Thanks for the welcome. Box elder is on the soft side but is easy to turn and finish. only thing is, the red will fade in light. I started to put UV additive in my finish.


----------



## TheLt (Feb 14, 2009)

Great looking turning. I have been wanting to do some bottle stoppers, but pens are the only thing I have turned so far. What do I need for my Delta Midi to do bottle stoppers? The only thing I have right now is the the mandrel for turning pens. Do I need a chuck or any other head stock?


----------



## Jeff4woodturning (Feb 1, 2009)

Thank you Thelt..Just like pens there a several different type of bottle stoppers out. Below is a link to what you need to start with out costing you a lot of money. I have this mandrel and i use their kits. i believe your Delta Mini lathe have a 1X8 spindle threads.

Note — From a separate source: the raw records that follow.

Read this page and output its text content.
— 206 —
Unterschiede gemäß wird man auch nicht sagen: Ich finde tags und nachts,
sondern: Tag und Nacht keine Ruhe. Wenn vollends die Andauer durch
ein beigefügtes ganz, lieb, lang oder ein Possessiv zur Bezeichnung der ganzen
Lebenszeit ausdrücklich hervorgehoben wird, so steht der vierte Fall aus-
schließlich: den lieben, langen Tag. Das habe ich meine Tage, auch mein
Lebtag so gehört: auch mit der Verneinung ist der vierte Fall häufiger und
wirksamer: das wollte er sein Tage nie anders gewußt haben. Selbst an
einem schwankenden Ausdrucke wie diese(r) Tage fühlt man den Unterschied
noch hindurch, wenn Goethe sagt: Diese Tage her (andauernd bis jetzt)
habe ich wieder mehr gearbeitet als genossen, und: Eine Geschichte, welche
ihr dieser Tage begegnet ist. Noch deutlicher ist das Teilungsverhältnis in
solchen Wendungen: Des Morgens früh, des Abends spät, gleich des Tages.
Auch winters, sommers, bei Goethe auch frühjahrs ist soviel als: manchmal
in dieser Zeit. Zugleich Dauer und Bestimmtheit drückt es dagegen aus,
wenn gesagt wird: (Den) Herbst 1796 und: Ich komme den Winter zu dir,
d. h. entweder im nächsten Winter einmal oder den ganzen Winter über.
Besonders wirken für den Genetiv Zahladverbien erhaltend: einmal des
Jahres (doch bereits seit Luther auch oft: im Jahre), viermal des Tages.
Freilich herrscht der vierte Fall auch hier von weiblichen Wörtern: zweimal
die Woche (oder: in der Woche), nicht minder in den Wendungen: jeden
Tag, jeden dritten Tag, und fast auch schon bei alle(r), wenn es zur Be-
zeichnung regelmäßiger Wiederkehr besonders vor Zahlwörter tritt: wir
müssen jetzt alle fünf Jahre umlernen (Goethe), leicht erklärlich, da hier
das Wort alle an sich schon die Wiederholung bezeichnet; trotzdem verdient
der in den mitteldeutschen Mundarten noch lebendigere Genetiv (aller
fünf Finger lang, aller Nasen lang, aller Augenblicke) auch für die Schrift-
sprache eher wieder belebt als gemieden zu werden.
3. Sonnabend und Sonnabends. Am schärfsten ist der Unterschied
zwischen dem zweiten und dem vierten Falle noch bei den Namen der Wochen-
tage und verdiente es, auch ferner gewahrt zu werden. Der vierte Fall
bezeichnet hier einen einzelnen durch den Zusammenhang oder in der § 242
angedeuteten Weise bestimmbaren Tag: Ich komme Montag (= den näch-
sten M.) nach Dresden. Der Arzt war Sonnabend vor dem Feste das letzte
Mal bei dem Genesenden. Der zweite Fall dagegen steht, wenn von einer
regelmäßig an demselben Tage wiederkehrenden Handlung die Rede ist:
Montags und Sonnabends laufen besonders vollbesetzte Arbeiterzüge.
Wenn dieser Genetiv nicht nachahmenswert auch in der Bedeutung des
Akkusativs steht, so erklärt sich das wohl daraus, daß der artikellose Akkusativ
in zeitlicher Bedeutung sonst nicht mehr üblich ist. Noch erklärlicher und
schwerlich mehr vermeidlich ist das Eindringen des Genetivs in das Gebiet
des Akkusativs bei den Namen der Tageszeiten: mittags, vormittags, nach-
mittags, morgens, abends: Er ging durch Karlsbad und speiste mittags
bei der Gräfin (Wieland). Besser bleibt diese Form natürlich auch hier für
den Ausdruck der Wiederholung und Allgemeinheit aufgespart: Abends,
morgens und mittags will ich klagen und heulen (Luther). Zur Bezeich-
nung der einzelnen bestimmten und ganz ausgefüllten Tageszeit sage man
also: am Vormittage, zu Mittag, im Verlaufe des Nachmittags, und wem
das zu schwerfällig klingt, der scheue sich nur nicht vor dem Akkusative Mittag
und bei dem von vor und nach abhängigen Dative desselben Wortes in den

Check to make sure before ordering your mandrel..have fun and post a picture of your first bottle stopper, would like to see it....Jeff


http://www.pennstateind.com/store/PK-BS1-MJ.html


----------



## kingswarrior777 (Dec 4, 2008)

Awesome Job! Looks fantastic.


----------



## Jeff4woodturning (Feb 1, 2009)

Thank you Kingswarrior777...Jeff


----------